Jeżeli robimy wtrącenie, to należy przed i po wtrąceniu wstawić takie same znaki interpunkcyjne , a nie "- ludzie,". Niepotrzebny myślnik przed: Michaela Rose. Nie piszemy kropki po pytajniku, gdyż sam pytajnik może skończyć zdanie, a zazwyczaj je kończy. Dwukrotnie brakowało spacji przed nawiasami otwierającymi i raz po kropce. I ostatnia uwaga. Nie piszemy "ma osobiste przekonanie", a wystarczy napisać "ma przekonanie", jest to bowiem tautologia.
Sądzę, że wystawienie oceny dobrej za poprawność językową nie będzie krzywdzące.
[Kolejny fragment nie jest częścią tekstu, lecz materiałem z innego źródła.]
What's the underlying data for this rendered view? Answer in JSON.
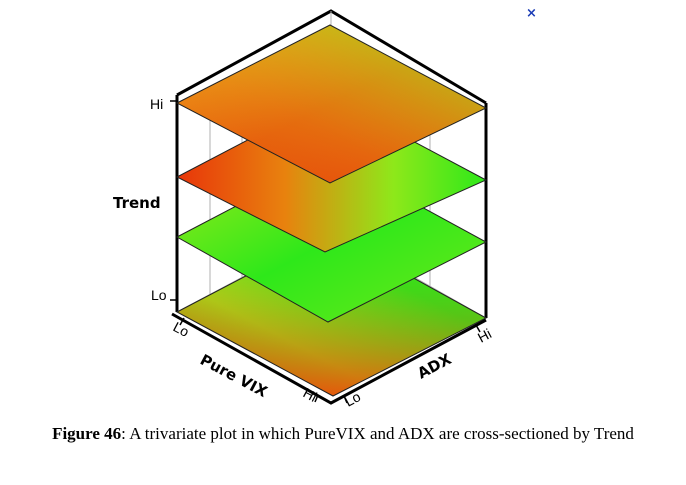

Jonko i Tobie dziękuję za trud adiustacji felietonu. Wyciągnąłem go z odległych zasobów felietonistycznych i przyznam, że wstawiłem, jaki był, co oczywiście nie jest jakimkolwiek alibi, bo powinien być napisany w miarę poprawnie po polsku... a nie był. Kropka po znaku zapytania jest niedopuszczalna i z pewnością zauważyłeś, że wiele zdań kończyło się znakiem zapytania i nie było kropki, bo to znane mi reguły, ale były też błędy nie do przyjęcia. Co do przedrostka super, to masz rację, chociaż zastanawiam się dlaczego piszemy super okazja - rozdzielnie? Chyba wyjątek.
Postaram się w przyszłości staranniej sprawdzać teksty. A co do ocen, to z pewnością zauważyłeś, jak i inni, że nie stawiam ocen, bo byłem kiedyś na takim portalu, że zbieranie gratyfikacji w postaci plusów, punktów lub innych wyróżników, podzieliło autorów na rozmaite TWA, których działalność nie miała nic wspólnego z pisaniem poezji i jej ocenianianiem. Zaczęły się wzajemne wymiany punktów, rewanże obligatoryjne i oczekiwanie na podobne zachowanie innych. Ten portal jest w agonii. Jeśli chodzi o mnie, to wolałbym nie posiadać wyróżników typu znakomity, czy bezbłędny, a raczej komentarze i opinie, bez względu na to, w jakiej formie. Komentarz jest dla mnie wystarczającą gratyfikacją. Rzeczowy i mery-
toryczny. Natomiast jeżli chodzi o wskazanie błędów, to jestem jak najbardziej za taką formą nauki poprawnego pisania. Dlatego dziękuję Ci za pochylenie się nad tekstem w sposób, jak najbardziej profesjonalny, jeśli chodzi o poprawność pisania, bo w końcu portal o charakterze literacko-poetyckim i co jak co, ale słowo jest tutaj głównym "bohaterem" wszelkich akcji. Nie używam celowo korekty Worda, żeby nie popaść w automatyzm, który nie uczy unikania błędów. Pozdr.
Nie będę ukrywał, że na moim biurku leży "Podręczny słownik interpunkcyjny" oraz "Słownik ortograficzny", by w razie wątpliwości bez podnoszenia się do nich zajrzeć, a na regale obok wszelkie możliwe słowniki. Nie jest to żadne skrzywienie zawodowe, bowiem nigdy zawodowo nie zajmowałem się korektą, chociaż redagowałem lub współredagowałem kilkadziesiąt książek, a korekt robiłem jeszcze więcej.
Nie znam obyczajów na innych portalach, bowiem na nie nie nawet zaglądam, a i na Publixo też się czuję wyeksploatowany. Pozdrawiam.